Oltre le necessità, la dedizione di tutti

Oltre le necessità, la dedizione di tutti

La Fondazione stila un bilancio positivo su tutti i servizi, mantenendo le persone al centro grazie a operatori e professionisti generosi. E ora si guarda al futuro con fiducia. 

«È stato un anno difficile, indiscutibilmente complicato. Da cui però siamo usciti più forti». Guardandosi indietro e ripensando all’anno appena trascorso, il presidente di Irpea Armando Gennaro non fa mistero del sentimento di orgoglio che prova nei confronti della Fondazione. «Abbiamo dimostrato una resilienza straordinaria, forse addirittura inaspettata, e per questo risultato devo ringraziare ogni singolo membro della rete».

Irpea é maturata per le sfide che ha dovuto affrontare, per i problemi che ha dovuto risolvere e per i nuovi bisogni a cui ha dovuto rispondere: «I servizi non si sono fatti paralizzare dalle difficoltà – racconta il direttore Stefano Rizzo – ma hanno inteso i limiti della situazione contingente come occasione per ripensare il proprio modello di funzionamento, riadattando gli schemi operativi e gli approcci culturali. Per fare questo abbiamo puntato fortemente sul potenziamento delle dotazioni digitali e sull’utilizzo della tecnologia. Sono queste, infatti, che ci hanno permesso di continuare a erogare i nostri servizi, sia nelle scuole con la didattica a distanza, che nei centri diurni con le condivisioni social delle attività laboratoriali».

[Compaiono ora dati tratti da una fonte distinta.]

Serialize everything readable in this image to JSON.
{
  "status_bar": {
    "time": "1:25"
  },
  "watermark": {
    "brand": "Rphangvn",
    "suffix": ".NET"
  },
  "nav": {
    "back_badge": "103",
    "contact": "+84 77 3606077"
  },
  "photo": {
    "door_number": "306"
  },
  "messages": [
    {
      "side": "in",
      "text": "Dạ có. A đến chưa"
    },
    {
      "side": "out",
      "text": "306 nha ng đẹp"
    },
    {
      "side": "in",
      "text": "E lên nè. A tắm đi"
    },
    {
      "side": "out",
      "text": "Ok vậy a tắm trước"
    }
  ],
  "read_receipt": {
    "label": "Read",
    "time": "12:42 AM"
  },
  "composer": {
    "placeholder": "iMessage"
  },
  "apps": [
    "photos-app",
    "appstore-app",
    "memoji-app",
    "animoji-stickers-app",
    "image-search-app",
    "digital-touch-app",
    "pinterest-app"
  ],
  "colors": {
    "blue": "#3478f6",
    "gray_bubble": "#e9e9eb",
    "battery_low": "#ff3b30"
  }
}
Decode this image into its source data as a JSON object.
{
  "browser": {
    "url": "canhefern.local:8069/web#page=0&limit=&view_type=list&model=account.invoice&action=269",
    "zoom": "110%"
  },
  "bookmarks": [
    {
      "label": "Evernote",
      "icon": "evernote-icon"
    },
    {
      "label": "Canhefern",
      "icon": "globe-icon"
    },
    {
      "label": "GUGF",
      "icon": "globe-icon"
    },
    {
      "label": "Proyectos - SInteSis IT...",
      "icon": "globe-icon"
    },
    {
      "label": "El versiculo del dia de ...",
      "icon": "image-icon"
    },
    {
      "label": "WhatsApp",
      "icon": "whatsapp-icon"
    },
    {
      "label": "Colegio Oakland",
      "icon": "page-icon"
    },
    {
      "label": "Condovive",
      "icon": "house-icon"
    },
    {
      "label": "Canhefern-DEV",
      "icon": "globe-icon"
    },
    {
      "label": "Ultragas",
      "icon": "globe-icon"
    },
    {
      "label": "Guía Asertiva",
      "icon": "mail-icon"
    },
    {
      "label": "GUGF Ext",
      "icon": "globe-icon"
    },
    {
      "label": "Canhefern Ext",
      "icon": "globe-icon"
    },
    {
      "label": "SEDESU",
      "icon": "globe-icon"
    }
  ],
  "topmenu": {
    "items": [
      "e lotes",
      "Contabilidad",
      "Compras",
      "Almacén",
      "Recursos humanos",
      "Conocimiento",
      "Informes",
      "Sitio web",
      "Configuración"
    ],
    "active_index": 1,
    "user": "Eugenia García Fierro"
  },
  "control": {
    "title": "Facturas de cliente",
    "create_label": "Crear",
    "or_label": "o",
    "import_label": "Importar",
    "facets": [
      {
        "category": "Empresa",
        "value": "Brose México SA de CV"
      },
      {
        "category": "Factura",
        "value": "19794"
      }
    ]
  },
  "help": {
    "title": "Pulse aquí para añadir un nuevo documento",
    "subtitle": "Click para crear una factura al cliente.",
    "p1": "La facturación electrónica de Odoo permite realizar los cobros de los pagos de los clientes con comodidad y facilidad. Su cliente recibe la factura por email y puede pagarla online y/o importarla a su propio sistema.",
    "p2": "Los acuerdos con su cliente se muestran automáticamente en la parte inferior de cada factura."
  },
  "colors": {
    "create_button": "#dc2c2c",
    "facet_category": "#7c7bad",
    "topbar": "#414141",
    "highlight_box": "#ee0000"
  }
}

La vera nostra forza sta nello spirito di dedizione dimostrato da tutti noi anche nelle fasi più critiche.

Chi può, offre il proprio contributo.

«Se siamo riusciti a superare un anno così sfidante è perché ognuno, nel suo piccolo, ha dato il massimo – confessa il direttore – C’è chi si è occupato di offrire assistenza domiciliare alle persone con gravi disturbi del comportamento, chi ha garantito l’isolamento degli utenti delle residenzialità, oppure chi ha dovuto adeguarsi all’insegnamento in modalità telematica e rivedere, in questo senso, il proprio modo di fare scuola. Senza dimenticare l’importante apporto delle due associazioni Amici dell’Irpea e Famiglie persone con disabilità che quest’anno hanno contribuito a renderci “Luogo di Padova capitale europea del volontariato”».

Come una squadra ben rodata che gioca unita per il medesimo risultato, anche Irpea viaggia compatta nella stessa direzione.

«Il vero punto fermo della nostra Fondazione, che rimane sempre stabile negli anni nonostante il passare del tempo – prosegue il presidente Gennaro – è l’attenzione per i destinatari del servizio. Tutto quello che facciamo gravita attorno a un solo e unico valore principale: quello della persona. Ognuno dei soggetti che si rivolge ai nostri servizi, infatti, ha richieste ed esigenze specifiche, che vanno rispettate e comprese. Porre al centro la persona significa questo: offrire all’utente e al suo nucleo familiare delle risposte personalizzate, tanto sul versante scolastico quanto su quello assistenziale».

Questa la direzione verso cui Irpea continuerà a puntare anche nel 2021. «Quello che voglio lanciare oggi, in occasione del Natale, è un messaggio di speranza e di fiducia: nel nuovo anno, nei nuovi progetti e nei nuovi partner».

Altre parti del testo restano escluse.